Pleasingly, there was also growth reported across employment and firms stocks of purchases – indicating a healthy industry that’s weathering the Brexit storm with relative grace.
“The big question is whether this growth spurt can be maintained, especially given the backdrop of ongoing market volatility and a number of political headwinds such as elections at home and abroad,” said Rob Dobson, an economist at Markit, who produced the report.
“Other surges seen since the middle of last year have generally proved short-lived, as weak wage growth sapped consumer spending. If this happens again it will inevitably constrain manufacturing, even as the investment and intermediate goods producing sectors continue to expand.”

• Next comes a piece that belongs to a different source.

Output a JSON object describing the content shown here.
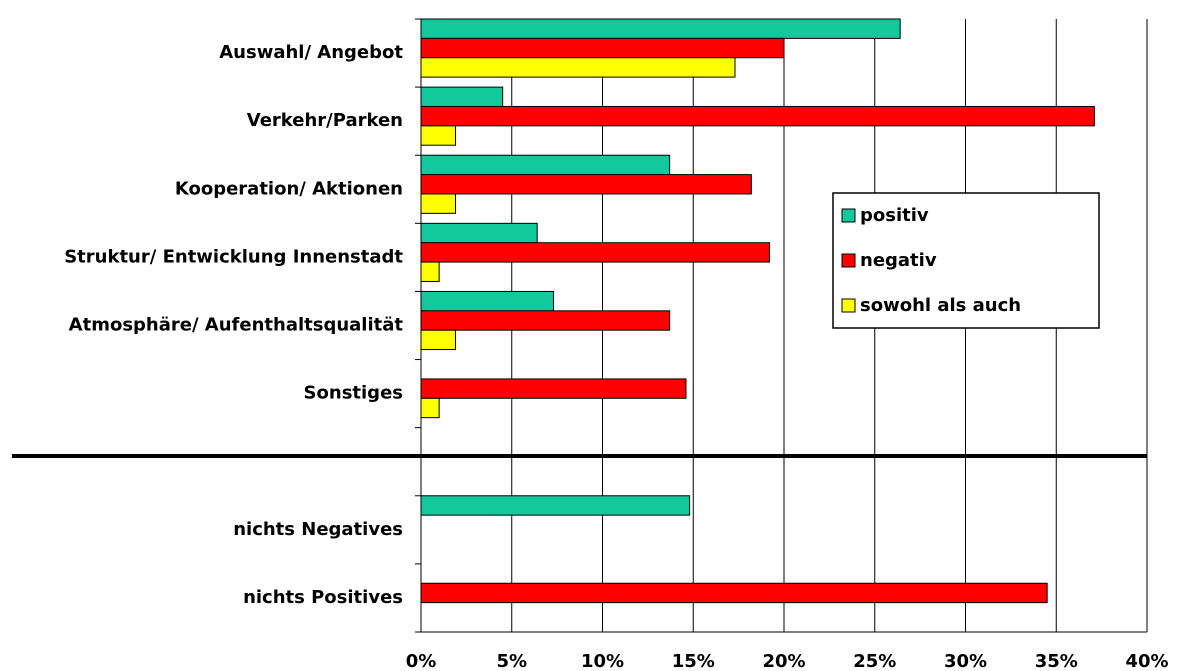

Other economists, like George Buckley of Nomura, have noted that these monthly shifts in the manufacturing PMI are typically reversed in the next month, and that’s it’s often unfair to judge an industry on a monthly performance alone. Nevertheless, Lee Hopley of the EEF manufacturers’ group is upbeat about the industry.
“Against all expectations nine months ago, UK manufacturing appears to be in rude health, having navigated significant exchange rate swings and rising input costs, companies are capitalising on the upswing in the world economy and pressing ahead with some new investments,” she said.
Though the UK maintains a high level of pride in our industrial past, today it is very much that – the past. Just 10% of the UK GDP comes from the manufacturing sector. The government have indicated that a strong manufacturing sector is crucial to our success out of the European Union, though little by way on concrete policy to improve the standing of manufacturing has come about since then.